C’est un risque. Parce qu’il y a une mention du sexe à l’état civil, on n'est pas non plus obligés de sur-vénérer cette distinction légale. Dans les études réalisées par les services publics, on fonctionne beaucoup par le genre déclaré des personnes, pas nécessairement par l'état civil. On peut faire des statistiques même s'il n'y a pas de mention du sexe à l’état civil. Ce n'est pas parce qu'il n'y a pas mention à l’état civil que ça n’existe pas, c'est comme pour le revenu des personnes. C'est un problème qui peut très aisément être contourné.

À l'issue de votre étude, vous formulez neuf recommandations pour défendre les droits des personnes intersexes. Laquelle de ces recommandations vous paraît prioritaire ?

À mon avis, l’urgence, sur laquelle la France a déjà été condamnée, est celle des opérations précoces. L'interdiction en principe est déjà là.

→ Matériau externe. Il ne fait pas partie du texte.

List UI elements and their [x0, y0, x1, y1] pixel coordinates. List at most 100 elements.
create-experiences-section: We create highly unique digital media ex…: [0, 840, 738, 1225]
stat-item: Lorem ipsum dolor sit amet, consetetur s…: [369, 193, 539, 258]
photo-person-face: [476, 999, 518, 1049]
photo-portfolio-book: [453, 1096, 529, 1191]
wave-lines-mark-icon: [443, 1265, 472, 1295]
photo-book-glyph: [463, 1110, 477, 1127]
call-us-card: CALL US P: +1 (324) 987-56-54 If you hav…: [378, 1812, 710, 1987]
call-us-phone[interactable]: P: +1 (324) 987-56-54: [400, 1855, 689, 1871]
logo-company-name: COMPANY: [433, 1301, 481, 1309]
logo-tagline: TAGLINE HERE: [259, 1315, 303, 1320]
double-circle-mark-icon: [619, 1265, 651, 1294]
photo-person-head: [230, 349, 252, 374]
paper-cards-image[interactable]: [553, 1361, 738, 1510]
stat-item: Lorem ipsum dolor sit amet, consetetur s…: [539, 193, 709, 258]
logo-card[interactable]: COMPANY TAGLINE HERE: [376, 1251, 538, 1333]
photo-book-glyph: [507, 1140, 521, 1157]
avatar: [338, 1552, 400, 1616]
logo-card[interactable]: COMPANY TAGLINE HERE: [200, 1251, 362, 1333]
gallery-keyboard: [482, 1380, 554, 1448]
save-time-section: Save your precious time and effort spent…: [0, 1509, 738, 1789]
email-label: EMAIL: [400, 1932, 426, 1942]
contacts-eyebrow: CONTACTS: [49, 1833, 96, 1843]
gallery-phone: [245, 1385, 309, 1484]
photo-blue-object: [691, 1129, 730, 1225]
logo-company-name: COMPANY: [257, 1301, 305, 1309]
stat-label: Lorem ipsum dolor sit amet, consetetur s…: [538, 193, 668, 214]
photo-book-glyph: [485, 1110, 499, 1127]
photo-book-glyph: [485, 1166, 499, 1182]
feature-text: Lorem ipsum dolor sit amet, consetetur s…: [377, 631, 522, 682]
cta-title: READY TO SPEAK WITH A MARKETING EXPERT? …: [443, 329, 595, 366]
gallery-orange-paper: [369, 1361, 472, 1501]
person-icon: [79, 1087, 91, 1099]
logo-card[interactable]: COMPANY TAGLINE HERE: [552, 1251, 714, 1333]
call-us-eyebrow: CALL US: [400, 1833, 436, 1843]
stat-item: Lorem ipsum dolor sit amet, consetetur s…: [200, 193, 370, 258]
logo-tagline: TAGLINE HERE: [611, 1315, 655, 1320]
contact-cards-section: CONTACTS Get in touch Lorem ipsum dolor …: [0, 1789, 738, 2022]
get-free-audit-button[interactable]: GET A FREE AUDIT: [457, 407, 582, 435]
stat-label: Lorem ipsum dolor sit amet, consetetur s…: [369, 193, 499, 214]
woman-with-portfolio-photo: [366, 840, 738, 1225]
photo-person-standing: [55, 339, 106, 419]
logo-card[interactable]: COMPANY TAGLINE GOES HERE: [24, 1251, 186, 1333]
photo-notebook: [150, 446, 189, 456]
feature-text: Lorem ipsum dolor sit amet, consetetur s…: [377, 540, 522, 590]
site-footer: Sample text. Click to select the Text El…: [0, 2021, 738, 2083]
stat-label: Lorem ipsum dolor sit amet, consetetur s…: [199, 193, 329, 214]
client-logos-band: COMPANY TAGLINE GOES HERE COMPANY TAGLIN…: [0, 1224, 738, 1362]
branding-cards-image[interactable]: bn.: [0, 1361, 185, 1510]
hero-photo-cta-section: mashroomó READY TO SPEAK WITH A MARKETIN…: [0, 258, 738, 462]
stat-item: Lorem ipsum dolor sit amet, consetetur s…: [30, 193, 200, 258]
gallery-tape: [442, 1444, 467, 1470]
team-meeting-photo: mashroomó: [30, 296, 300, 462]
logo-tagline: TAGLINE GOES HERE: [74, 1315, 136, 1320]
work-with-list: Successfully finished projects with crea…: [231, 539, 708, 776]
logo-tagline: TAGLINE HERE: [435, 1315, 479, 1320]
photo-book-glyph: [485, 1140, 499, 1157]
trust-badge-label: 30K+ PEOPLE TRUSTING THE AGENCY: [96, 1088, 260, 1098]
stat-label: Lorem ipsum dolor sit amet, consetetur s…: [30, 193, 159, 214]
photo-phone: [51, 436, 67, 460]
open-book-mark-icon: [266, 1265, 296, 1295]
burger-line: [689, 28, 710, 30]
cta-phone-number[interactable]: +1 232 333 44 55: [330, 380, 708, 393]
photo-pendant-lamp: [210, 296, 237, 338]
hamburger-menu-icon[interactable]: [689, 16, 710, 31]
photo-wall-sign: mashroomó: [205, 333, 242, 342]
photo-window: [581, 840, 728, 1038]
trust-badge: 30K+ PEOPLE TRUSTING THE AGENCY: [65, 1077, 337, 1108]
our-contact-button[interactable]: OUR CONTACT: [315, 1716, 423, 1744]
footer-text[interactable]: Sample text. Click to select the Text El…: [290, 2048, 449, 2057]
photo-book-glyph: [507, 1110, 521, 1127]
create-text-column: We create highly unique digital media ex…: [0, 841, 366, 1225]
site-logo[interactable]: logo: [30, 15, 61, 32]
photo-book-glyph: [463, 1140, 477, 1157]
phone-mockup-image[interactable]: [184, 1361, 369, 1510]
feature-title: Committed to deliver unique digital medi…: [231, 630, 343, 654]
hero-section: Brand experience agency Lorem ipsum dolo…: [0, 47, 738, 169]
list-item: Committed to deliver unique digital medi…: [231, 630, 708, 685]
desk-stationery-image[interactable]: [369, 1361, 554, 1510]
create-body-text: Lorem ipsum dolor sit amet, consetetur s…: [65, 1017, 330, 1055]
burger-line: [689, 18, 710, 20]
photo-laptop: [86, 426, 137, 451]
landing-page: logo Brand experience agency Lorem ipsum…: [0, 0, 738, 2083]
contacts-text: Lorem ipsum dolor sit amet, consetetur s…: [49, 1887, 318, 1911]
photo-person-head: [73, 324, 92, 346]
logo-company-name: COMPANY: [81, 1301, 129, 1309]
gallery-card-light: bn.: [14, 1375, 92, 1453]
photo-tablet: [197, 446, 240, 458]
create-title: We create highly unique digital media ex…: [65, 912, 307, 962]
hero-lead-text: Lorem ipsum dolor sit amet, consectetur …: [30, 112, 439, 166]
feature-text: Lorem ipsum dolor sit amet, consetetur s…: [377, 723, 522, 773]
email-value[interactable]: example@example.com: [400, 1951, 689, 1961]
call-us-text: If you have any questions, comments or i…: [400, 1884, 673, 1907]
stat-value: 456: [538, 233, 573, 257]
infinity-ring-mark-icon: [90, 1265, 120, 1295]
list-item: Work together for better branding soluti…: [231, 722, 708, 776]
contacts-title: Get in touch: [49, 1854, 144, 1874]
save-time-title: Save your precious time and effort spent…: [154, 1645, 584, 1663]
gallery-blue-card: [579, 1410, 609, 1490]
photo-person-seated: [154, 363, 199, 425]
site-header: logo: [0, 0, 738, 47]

Il faut clarifier les textes existants concernant les mutilations par un texte interprétatif précisant que ces interventions sont interdites, et donc mettre des sanctions en face de ça. De nombreuses sociétés médicales continuent à les promouvoir. À l’heure actuelle, il est très difficile pour les personnes intersexes de faire reconnaître que ce qu’ils ont vécu enfants sont des mutilations. À la Cour européenne des droits de l'homme, deux procédures concernant la France sont en cours d’instruction. Il semble inévitable qu’à terme elle se prononce là-dessus.